Sin embargo, cuando las consecuencias no son visibles a corto plazo, es mucho más fácil que cedamos y que pongamos por delante de lo que consideramos adecuado los deseos del niño o la niña. No vemos que lo que hoy estamos permitiendo, porque en realidad “no pasa nada”, se puede convertir en una dificultad grande o incluso en un dolor más grande más adelante. Un ejemplo muy claro sería cuando un niño nos pide dulces y se los damos de forma sistemática, y luego tiene que pasar por el dentista porque tiene caries. O incluso más a corto plazo, el día que toma dulces luego no consigue dormir ni descansar bien. ¿Es más importante evitar el dolor de no poder tomar un dulce que el de no poder dormir? Cuando somos capaces de mirar un poco más allá y ver la imagen completa, nos resulta mucho más fácil sopesar la situación y tomar una decisión clara.

Hay que tener también en cuenta que lo se expresa como deseo no siempre es lo que se necesita. Los bebés y los niños muy pequeños no tienen muchos medios para expresar sus necesidades y los adultos intentamos adivinar de la mejor manera cómo satisfacerlas.

Sin darnos cuenta, a menudo utilizamos la comida para calmar el llanto o el dolor. A veces será justo lo que necesitan, otras veces no, pero en cualquier caso, asociarán la comida con la solución para su dolor. Otras veces, les ofrecemos ver la televisión o el móvil para que se calmen. Quizá lo que necesitan es llorar entre nuestros brazos un rato más, pero lo que reciben es otra cosa, y se acostumbran a ese sustituto para calmar su dolor. ¿Qué sucede? Que ese sustituto se hace imprescindible y, si no lo reciben, el dolor es mucho mayor.

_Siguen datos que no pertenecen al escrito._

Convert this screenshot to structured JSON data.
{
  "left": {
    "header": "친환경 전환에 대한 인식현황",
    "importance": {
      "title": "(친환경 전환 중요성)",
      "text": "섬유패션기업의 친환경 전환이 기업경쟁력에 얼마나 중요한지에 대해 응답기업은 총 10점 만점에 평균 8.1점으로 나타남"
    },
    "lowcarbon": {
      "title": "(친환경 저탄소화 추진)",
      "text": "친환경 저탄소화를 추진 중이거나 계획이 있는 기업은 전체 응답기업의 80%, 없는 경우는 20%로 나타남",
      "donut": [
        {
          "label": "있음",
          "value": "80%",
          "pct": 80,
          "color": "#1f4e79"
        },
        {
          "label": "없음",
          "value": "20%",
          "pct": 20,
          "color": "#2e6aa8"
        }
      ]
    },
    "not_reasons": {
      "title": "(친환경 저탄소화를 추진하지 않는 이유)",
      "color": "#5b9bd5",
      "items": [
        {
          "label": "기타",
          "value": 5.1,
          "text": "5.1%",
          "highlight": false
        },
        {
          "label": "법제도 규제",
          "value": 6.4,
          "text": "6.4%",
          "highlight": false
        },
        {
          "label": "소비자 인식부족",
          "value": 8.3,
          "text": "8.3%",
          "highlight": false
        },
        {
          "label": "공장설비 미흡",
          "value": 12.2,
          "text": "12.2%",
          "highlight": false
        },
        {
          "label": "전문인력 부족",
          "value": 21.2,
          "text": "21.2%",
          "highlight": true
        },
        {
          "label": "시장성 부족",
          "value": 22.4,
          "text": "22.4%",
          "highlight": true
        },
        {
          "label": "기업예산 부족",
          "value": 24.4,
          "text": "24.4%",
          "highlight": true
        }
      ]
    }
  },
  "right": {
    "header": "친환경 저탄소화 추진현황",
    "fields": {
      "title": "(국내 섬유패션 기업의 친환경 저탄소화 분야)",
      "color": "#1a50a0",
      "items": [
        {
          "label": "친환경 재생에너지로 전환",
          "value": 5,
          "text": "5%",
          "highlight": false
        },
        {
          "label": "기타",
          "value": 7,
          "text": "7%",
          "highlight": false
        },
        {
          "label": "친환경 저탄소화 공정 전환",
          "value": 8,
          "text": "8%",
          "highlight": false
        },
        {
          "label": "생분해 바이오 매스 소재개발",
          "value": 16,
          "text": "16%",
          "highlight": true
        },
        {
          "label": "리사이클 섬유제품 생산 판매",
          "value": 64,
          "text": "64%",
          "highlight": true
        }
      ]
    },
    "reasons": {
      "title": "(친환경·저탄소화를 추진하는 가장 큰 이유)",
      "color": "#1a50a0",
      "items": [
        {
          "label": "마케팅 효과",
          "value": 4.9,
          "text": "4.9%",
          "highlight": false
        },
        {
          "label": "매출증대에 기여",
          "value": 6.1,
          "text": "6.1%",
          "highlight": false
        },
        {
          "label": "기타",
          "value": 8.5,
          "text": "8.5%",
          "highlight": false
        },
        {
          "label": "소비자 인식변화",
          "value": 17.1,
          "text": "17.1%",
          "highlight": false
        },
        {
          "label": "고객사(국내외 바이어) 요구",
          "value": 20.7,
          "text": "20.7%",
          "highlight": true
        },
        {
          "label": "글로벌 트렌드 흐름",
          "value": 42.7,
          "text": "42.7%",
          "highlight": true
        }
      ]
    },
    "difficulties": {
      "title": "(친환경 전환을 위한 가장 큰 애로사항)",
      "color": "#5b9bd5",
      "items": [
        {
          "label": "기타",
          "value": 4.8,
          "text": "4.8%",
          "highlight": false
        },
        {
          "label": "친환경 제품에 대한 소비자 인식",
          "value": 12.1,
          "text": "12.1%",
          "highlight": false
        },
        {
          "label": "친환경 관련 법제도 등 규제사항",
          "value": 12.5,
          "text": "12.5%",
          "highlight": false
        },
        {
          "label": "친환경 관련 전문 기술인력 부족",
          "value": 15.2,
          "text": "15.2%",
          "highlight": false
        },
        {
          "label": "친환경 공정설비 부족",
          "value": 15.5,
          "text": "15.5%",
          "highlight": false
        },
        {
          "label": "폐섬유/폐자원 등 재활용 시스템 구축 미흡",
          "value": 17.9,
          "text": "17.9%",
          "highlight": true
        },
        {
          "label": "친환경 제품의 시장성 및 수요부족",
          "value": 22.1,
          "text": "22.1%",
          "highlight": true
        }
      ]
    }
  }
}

Pero en realidad, esto no soluciona la carencia. No han aprendido a escuchar lo que realmente necesitan y confunden sus deseos más profundos con cosas materiales. Es así como uno se desconecta de sí mismo y pone su atención fuera, en el mundo material, como si fuera allí donde está la solución.

Por eso es tan importante la escucha en la crianza y en la enseñanza. En vez de correr a consolar a la infancia con algo que distraiga su atención del dolor, necesitamos aprender a escuchar, a dar espacio y tiempo para que sepa qué necesita. Igual es un abrazo, o respirar profundamente o llorar un ratito.

Aprender a manejar la frustración de recibir un “no” es un aprendizaje muy importante en la vida. Y es mucho más fácil de asimilar con un adulto que sabe escuchar y acompañar esta situación, ofreciendo el espacio y el cariño necesario, sin utilizar sustitutos ni ceder en su decisión.

Si además somos capaces de observar nuestros propios deseos y distinguir los reales de los creados, estaremos haciendo un trabajo interior que nos llevará a ser más felices y a poder mostrar un camino posible a la infancia que nos rodea.

Sara Justo Fernández. Formadora de maestros. Especialista en pedagogía Waldorf.